Law firm, Hill Dickinson LLP, has reported fee income of £82.0m for the 2008/09 financial year, representing a rise of 12% from last year's revenue of £73.05m.
The Manchester office performed strongly with income up 22.5% from £11.7m to £14.3m. All practice groups saw income rise apart from corporate and commercial property practices, which saw reductions in fee income, reflecting the difficult climate in the second half of the year.

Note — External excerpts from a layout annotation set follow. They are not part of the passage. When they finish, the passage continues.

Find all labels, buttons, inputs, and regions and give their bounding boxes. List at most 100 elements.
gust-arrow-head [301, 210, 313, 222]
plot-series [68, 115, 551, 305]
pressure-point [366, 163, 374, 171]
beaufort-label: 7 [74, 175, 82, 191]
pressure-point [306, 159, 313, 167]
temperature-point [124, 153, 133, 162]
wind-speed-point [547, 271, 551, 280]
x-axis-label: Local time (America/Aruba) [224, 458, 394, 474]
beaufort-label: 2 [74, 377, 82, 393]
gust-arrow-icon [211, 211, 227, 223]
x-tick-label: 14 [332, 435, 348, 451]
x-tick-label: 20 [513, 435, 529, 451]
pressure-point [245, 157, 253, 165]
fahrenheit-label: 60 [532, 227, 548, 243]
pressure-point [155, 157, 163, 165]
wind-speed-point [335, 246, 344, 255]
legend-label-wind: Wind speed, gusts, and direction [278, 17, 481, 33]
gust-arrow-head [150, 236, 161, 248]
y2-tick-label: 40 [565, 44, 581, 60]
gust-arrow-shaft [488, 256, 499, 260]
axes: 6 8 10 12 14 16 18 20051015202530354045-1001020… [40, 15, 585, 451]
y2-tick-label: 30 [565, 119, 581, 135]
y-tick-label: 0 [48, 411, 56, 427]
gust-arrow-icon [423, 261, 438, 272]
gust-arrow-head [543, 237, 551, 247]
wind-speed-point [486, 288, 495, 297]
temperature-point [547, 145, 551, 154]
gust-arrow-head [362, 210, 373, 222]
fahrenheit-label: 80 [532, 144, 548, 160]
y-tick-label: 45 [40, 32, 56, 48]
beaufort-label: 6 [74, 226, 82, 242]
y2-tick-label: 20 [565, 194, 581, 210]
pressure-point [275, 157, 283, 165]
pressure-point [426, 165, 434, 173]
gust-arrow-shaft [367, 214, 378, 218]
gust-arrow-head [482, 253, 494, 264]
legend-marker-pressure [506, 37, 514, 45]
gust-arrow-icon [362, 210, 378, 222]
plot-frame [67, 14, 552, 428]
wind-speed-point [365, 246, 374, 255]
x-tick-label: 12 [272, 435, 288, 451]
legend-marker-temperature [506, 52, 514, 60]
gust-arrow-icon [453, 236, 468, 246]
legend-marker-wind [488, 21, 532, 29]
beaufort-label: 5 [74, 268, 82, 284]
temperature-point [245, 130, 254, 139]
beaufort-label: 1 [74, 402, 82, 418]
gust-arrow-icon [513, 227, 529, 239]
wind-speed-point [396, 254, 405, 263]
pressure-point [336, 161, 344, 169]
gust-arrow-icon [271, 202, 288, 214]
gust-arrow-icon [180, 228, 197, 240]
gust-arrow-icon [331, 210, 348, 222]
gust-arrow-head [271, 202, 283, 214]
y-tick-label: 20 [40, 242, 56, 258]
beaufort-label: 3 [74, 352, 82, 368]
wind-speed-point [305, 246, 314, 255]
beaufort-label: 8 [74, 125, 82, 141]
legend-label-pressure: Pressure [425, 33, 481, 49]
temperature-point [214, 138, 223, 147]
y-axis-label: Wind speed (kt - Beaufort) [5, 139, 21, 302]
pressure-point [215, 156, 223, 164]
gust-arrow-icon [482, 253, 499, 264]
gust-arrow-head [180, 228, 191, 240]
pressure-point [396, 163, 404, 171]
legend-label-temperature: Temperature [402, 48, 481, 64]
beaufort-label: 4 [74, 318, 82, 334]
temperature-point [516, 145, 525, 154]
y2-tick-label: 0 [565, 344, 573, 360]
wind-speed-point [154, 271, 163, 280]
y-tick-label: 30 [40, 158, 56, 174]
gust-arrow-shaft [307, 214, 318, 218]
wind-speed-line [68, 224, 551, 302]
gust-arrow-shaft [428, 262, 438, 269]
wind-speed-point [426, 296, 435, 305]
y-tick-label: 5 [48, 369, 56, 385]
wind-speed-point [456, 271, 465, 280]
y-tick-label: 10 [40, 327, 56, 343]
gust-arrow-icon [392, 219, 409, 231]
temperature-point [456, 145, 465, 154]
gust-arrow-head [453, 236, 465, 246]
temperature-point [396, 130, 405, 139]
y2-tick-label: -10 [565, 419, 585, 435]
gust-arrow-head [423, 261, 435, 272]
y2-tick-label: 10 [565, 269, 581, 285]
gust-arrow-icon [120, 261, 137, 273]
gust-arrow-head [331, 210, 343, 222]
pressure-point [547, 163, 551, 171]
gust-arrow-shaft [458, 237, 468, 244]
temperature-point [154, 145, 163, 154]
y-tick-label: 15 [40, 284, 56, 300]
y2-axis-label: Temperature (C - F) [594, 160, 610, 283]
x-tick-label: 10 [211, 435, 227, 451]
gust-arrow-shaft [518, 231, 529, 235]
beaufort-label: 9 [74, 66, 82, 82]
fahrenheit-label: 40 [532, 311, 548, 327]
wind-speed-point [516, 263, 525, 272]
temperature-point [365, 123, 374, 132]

However, the Liverpool property team did buck the national trend by reporting growth.
Further areas of growth across key practice groups included:
- Insurance 16%
- Professional risk 13%
- Healthcare 11%
- Marine 4%
- Commercial 2.4%
Notable growth of specialist sectors within these practice groups includes:
- Fraud 14%
- Retail and niche Insurance 18%
- Claimant insurance 51%
- Motor claims solutions and casualty claims solutions (one liability services) 34%
- Professional risks 13%
- Commerce and technology 10%
- Commercial litigation approximately 20% (including debt recovery)
- Private client 14%
- Shipping North West 22%
Peter Jackson, managing partner, said: "In what has undoubtedly been a year of difficult economic trading conditions for many businesses, we are encouraged by our continued growth across most practice areas, some of which have seen record results."
Profit per equity partner dipped 6% to £294,000, which Jackson said was a realistic outcome for the financial year, given the current climate and the firm's consistent programme of investment.
He added: "Despite this, we have maintained a pattern of growth – which is in no small part down to the continued commitment and hard work of the Hill Dickinson team across all offices and practice groups – and have made a number of significant acquisitions and lateral hires, which have represented significant investment into the future success of the firm. This has also been our first full year of trading out of our state-of-the-art HQ at St Paul's Square in Liverpool."
In March this year Hill Dickinson launched its Singapore office, headed by partner Tony Goldsmith, which has already grown to four fee-earners and support staff and secured a major shipping instruction in the Asia Pacific area on the day of opening.
In May the firm announced its merger with 40-strong London law firm, Middleton Potts, in a move that has created a major boost to the firm's commodities expertise.
In February Hill Dickinson secured the arrival of Cooper Kenyon Burrow's special regulatory team, headed up by Michael Kenyon.
In addition, the firm has continued to invest in senior lateral hires, particularly in its Manchester and London offices, and has also taken further space in its Piraeus office.
Jackson concluded: "Against the difficult economic climate in the past 12 months, we have continued to reinvest in the firm and to focus unswervingly on client satisfaction, which is of utmost importance in times like these. Commitment to client service will continue to form the cornerstone of our business strategy."